I've gone down the plastic tree route before, but I've never really liked the finished look. It's always been a bit ... well, synthetic, and it's never provided that wonderful pine-fresh, straight-from-the-forest smell that's so much a part of the Christmas tree experience.
Yesterday the Wonder Dog and I dragged this year's Christmas tree home. It's not a huge tree as we don't have a huge amount of space in the cosy sitting room for which it's destined, but it's a living tree with its root system still connected. And the big idea is to take it outside after Christmas and plant it in the garden, where it will hopefully grow and prosper until its services are required again next Christmas.
Last year I bought a small potted tree for the kitchen. <We spend 90% of our waking hours in the kitchen so it would be madness not to make it look festive too.> The little tree grew happily in its hessian sack/ pot until after New Year, whereupon I planted it in a great big pot outside. It added a little bit of structural shape to my patio, contrasting nicely with the crazy sprawl of the geraniums and the fan-like swell of the cordylines. I put plenty of water-retaining humus in the soil and made a big effort to not let it dry out over the summer months, and here it is today, all ready to come back into the kitchen again and help us celebrate Christmas. I'll pot it down into a smaller pot as the Leviathan that it's living in now would never fit into the niche from which it has to spread its festive cheer.
Last year I had minimal needle drop from my growing tree. Whereas when I've had a cut tree - even with watering it occasionally - I've had a covering of pine needles on the carpet that's needed regular hoovering to keep things ship-shape. I've also found it easier to water a real tree than a cut one. The soil absorbs the water whereas I've had more spillage when there's only a reservoir in a dark corner at an awkward angle to pour the water into.
And then finally in those dull, grey days when all the holidays are over and you've got nothing to look forward to - other than going back to work - you don't have the hassle of dragging your tree out to be dumped and chipped with all the other trees. That task, always symbolic of the good times ending, is substituted instead with planting your tree in the garden. And that sort of thing always gets me in a positive let's get gardening it's almost springtime frame of mind, which is so much happier.
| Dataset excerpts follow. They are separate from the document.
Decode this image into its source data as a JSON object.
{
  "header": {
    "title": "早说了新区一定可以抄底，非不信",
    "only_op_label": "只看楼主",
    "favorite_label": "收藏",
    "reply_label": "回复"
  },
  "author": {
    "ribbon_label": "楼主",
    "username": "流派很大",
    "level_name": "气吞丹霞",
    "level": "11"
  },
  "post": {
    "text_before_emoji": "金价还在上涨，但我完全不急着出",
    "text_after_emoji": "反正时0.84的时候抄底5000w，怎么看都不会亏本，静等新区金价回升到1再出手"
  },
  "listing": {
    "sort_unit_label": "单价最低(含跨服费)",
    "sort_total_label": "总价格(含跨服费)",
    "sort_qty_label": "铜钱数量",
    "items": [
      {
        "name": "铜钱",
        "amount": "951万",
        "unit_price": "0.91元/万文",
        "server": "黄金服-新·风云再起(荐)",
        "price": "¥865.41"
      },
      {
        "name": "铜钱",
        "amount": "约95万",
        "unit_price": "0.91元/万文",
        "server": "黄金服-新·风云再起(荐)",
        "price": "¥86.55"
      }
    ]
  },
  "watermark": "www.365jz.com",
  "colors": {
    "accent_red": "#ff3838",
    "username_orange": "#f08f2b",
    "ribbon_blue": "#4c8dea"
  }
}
If you are minded to go down the growing tree route, think carefully about the size. If you want your tree to last for a few years it's best not to get a real whopper at the get-go. Conifers grow quickly and you'll soon find yourself scaled up to something unmanageable. Think also about handling. I've chosen a Nordman Fir, which has soft, dark green needles that won't jag the good-humour out of me when I have to replant it, and will also look rather splendid when contrasted against the other foliage outside.